幸福感 しみじみ
先日は、ローカルスタッフの親戚が亡くなって、たまたま船で遺体を故郷に返す時に遭遇しました。首都ディリから手漕ぎ船で3時間くらいのところにあるアタウロ島というところから体調が悪くなってディリの病院で手術を受けたけれど、何時間後かに亡くなったそうです。海辺には親戚が60人近く集まり、彼らは亡くなった老婦人の顔をなでたり悲しみの歌や泣き声を響き渡らせていました。
そしてその同じ日、秋葉原の通り魔事件について、インターネットで精神病理学など識者の分析を読みました。孤独と差別によって、自分の感情を受け止めてもらえる場所がなく、社会に対して攻撃的な感情を持ってしまった。というのが、どの分析者も捉えている点でした。

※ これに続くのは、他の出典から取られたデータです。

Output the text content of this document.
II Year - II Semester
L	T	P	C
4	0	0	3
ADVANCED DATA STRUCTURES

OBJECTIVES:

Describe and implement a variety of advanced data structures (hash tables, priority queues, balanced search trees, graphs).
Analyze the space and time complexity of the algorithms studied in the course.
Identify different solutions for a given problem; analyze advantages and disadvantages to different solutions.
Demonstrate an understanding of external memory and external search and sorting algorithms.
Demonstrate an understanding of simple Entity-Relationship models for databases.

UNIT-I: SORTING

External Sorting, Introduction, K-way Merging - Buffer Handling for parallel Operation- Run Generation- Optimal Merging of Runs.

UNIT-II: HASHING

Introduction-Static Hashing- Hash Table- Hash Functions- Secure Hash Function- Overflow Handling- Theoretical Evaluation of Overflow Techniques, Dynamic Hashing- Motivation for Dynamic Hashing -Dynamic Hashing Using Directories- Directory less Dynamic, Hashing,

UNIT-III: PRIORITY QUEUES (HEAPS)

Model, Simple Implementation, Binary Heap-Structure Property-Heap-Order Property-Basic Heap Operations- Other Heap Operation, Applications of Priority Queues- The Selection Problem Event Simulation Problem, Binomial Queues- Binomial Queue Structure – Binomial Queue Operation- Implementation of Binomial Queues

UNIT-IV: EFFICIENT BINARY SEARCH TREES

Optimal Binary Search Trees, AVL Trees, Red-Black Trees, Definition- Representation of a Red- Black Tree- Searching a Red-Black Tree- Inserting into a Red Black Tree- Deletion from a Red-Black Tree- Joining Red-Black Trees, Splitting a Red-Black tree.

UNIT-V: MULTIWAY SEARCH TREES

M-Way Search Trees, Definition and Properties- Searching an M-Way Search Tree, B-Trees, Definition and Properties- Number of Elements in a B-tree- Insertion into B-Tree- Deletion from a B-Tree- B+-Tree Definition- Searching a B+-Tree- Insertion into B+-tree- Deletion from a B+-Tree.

彼の携帯からの書き込みを読んでいると、鳥肌が立ってくる。携帯からの書き込みで、誰と会話をしているのだろう・・・彼の供述によると「現実の世界で嫌なことがあっても、誰にも言えない。そのためネットの世界にのめり込むようになった。誰でもいいから構ってほしかった。」とのことでした。
同じ日にその2つのことに触れて、なんとも考えさせられました。そう、またしみじみしちゃったのです。
東ティモールの人びとには、バーチャルの世界は無いといって等しい。とにかく何かあれば、話して、群れて、誰かは誰かを知っていて、親戚やコミュニティー内でのコミュニケーション密度はハイレベルだ。外国人の自分が通りを一歩歩けば、会う人みんなに挨拶が必要だし、どこ行くの?何持ってるの?と毎回聞かれる。(最初は聞いてどうするんだろ?と不思議に思ったものですが。)・・・バーチャルの世界へ逃げる・・・そんな選択肢は無く、貧困や差別、歴史的なトラウマなどの現実と向き合い、時にそれらが彼らの許容範囲を越えて暴力で表現してしまう時もある。
東ティモールは人とのつながりが密だけれども、暴力がなくなる訳ではない。日本は物質的な水準はある程度確保しているものの、暴力がなくなる訳ではない。弱さ、惨めさ、悲しさ、そんな気持ちでも、自分を受け入れてくれる場所がある、というのは人が越えてはいけない一線を踏み留めさせる、そんな力がある気がします。
一人一人の幸福感を高めることはとても難しいことですね。互いの国から学べることがあるかもしれないですね。